Many state and local leaders honored the Georgia Republican’s 20 years in public service. But one Gainesville conservative said he’s had concerns about some of Chambliss’ recent decisions, including his vote to support the “fiscal cliff” deal earlier this month.

Charles Bullock, a political science professor at the University of Georgia, said Chambliss’ impending retirement opens an opportunity for a field of hopefuls already lining up as possible replacements.

Chambliss said in a statement that he was proud of his conservative record and that he had no doubt he would have won re-election.

“This is about frustration, both at a lack of leadership from the White House and at the dearth of meaningful action from Congress, especially on issues that are the foundation of nation’s economic health,” he said in the statement. “For our nation to be strong, for our country to prosper, we cannot continue to play politics with the American economy.”

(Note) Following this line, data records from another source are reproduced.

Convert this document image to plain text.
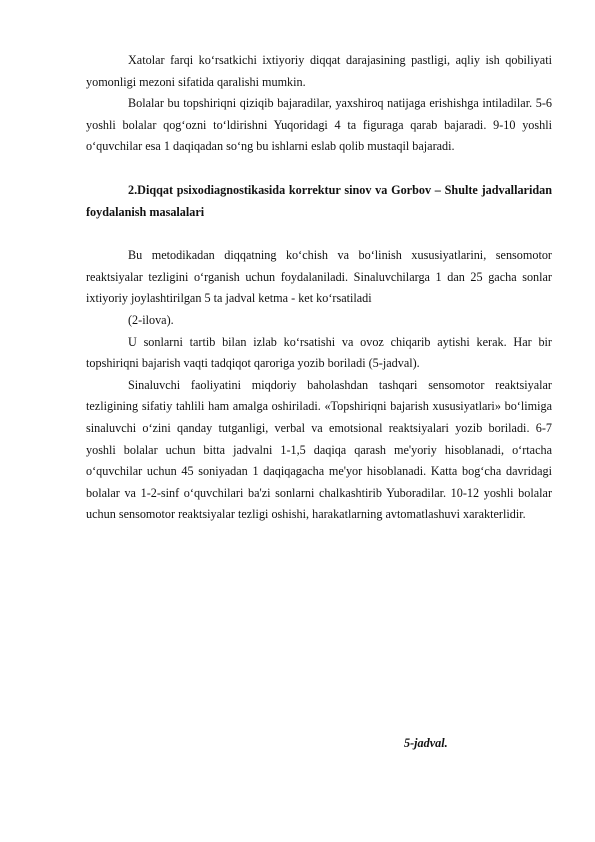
Xatolar farqi ko‘rsatkichi ixtiyoriy diqqat darajasining pastligi, aqliy ish qobiliyati yomonligi mezoni sifatida qaralishi mumkin.

Bolalar bu topshiriqni qiziqib bajaradilar, yaxshiroq natijaga erishishga intiladilar. 5-6 yoshli bolalar qog‘ozni to‘ldirishni Yuqoridagi 4 ta figuraga qarab bajaradi. 9-10 yoshli o‘quvchilar esa 1 daqiqadan so‘ng bu ishlarni eslab qolib mustaqil bajaradi.

2.Diqqat psixodiagnostikasida korrektur sinov va Gorbov – Shulte jadvallaridan foydalanish masalalari

Bu metodikadan diqqatning ko‘chish va bo‘linish xususiyatlarini, sensomotor reaktsiyalar tezligini o‘rganish uchun foydalaniladi. Sinaluvchilarga 1 dan 25 gacha sonlar ixtiyoriy joylashtirilgan 5 ta jadval ketma - ket ko‘rsatiladi

(2-ilova).

U sonlarni tartib bilan izlab ko‘rsatishi va ovoz chiqarib aytishi kerak. Har bir topshiriqni bajarish vaqti tadqiqot qaroriga yozib boriladi (5-jadval).

Sinaluvchi faoliyatini miqdoriy baholashdan tashqari sensomotor reaktsiyalar tezligining sifatiy tahlili ham amalga oshiriladi. «Topshiriqni bajarish xususiyatlari» bo‘limiga sinaluvchi o‘zini qanday tutganligi, verbal va emotsional reaktsiyalari yozib boriladi. 6-7 yoshli bolalar uchun bitta jadvalni 1-1,5 daqiqa qarash me'yoriy hisoblanadi, o‘rtacha o‘quvchilar uchun 45 soniyadan 1 daqiqagacha me'yor hisoblanadi. Katta bog‘cha davridagi bolalar va 1-2-sinf o‘quvchilari ba'zi sonlarni chalkashtirib Yuboradilar. 10-12 yoshli bolalar uchun sensomotor reaktsiyalar tezligi oshishi, harakatlarning avtomatlashuvi xarakterlidir.

5-jadval.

Bullock said that by not running again, Chambliss can devote his time in the next two years to his work on cutting the federal deficit and other fiscal challenges the U.S. faces by helping both parties make unpopular decisions. The debt ceiling debacle of 2011 and the recent fiscal cliff vote showed Congress at its worst, Chambliss said in his statement.

Chambliss already faced some conservative blowback for willingness to compromise. Kris Yardley, chairman of the Hall County GOP, said his radio comments and his fiscal cliff vote upset some people.

Chambliss was a member of the bipartisan “gang” of senators that were trying to work out a compromise to address the nation’s deficit. In an interview around Thanksgiving, Chambliss implied that he might change his stance on taxes, saying “I care more about my country than I do about a 20-year-old pledge,” referring to the vow endorsed by anti-tax advocate Grover Norquist.

Gov. Nathan Deal highlighted the senator’s leadership during the 9/11 terrorist attacks and the subsequent U.S. war on terror, and said history will remember Chambliss as a great Georgia leader. U.S. Sen. Johnny Isakson, R-Ga., said the retiring public servant “is a true statesman.”

“I will remember him as a friend,” Deal’s statement said.

Loree Anne Thompson, communications director for U.S. Rep. Doug Collins, R-Ga., said the congressman wishes Chambliss well in his next endeavor.

“It has been an honor to have him represent our interests in Washington,” Thompson said.

Rep. Carl Rogers, R-Gainesville, said he knows Chambliss and wasn’t surprised by the decision. Rogers said he thinks Chambliss feels that he has done all he can and wants to pass the torch.

“He’s burned out and ready to come home to Georgia,” Rogers said.

The open seat will allow some people to move up the political ladder, with names are already being floated by media outlets. Atlantic magazine already has reported that U.S. Reps. Tom Price, Phil Gingrey and Tom Graves, all Republicans, were possible contenders.

Democrats also see Chambliss’ retirement as opportunity for the party to pick up the seat in 2014.

“There is no question that Georgia is on the way to turning blue,” said Mike Berlon, Democratic Party of Georgia chairman, in a statement. “We’re looking forward to next year.”

So is Bullock.

“The 2014 election looks far more interesting than we thought it was going to be,” he said.